We buried Dorrok’s body in an open glade of the forest whose shelter we reached at the sunset of his death. We slept that night by a blazing fire, but I could not get warm. The cold of the Bitter Mountains, the cold despair of Hajan, the cruel, relentless cold that had fallen on Dorrok and crushed to a bruised pulp those splendid sinews which he had tempered by fine endurance; this cold seemed to have become a part of me. I shivered and moved closer to the fire. Then it was the fire that seemed unkind, for my skin throbbed with heat and snow-water could not quench my thirst.
I slept fitfully, to dream that I was lost in a waste of snow; or parched, craving for water, crawling exhausted up a dry water-course, searching for even a small pool of moisture.

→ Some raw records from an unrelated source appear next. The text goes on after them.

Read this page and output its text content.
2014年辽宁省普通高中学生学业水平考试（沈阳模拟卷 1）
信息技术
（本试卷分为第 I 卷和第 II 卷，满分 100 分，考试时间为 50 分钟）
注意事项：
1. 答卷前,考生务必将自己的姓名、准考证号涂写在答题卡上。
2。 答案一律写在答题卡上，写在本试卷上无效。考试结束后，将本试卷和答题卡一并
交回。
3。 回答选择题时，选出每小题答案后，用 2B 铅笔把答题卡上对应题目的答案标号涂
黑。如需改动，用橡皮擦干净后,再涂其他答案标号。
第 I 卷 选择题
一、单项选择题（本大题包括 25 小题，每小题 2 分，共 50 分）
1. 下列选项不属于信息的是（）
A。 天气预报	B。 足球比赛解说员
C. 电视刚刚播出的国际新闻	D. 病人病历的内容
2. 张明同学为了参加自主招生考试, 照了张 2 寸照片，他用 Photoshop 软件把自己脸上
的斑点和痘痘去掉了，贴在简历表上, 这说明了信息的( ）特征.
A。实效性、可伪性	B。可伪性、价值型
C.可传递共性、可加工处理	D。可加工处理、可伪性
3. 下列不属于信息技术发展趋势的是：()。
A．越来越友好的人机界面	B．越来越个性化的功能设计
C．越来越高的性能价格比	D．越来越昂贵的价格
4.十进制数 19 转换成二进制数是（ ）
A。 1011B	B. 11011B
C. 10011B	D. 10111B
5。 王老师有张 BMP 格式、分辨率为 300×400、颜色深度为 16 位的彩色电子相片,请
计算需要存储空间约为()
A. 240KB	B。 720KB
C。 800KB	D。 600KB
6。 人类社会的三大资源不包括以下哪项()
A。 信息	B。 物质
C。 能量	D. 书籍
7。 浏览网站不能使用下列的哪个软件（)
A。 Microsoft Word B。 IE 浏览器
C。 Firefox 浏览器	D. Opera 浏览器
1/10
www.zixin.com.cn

By the morning I found it difficult to walk without stumbling and desperately tried to conceal my weakness from the others. They had seen Dorrok die, and last night I had had to tell them of Hajan’s death. If they thought that I was going to fail them they might be afraid to go on.
Raki found a way to conceal my weakness from them. He wrapped my foot in strips of blanket and said it had been badly bruised by a loose boulder when I had been helping to clear the avalanche from Dorrok. He told only Gorgi that I was ill and dazed with fever, and they made a litter for me of one of the pieces of leather we used for shelter, slung from two tepee poles and carried on their shoulders.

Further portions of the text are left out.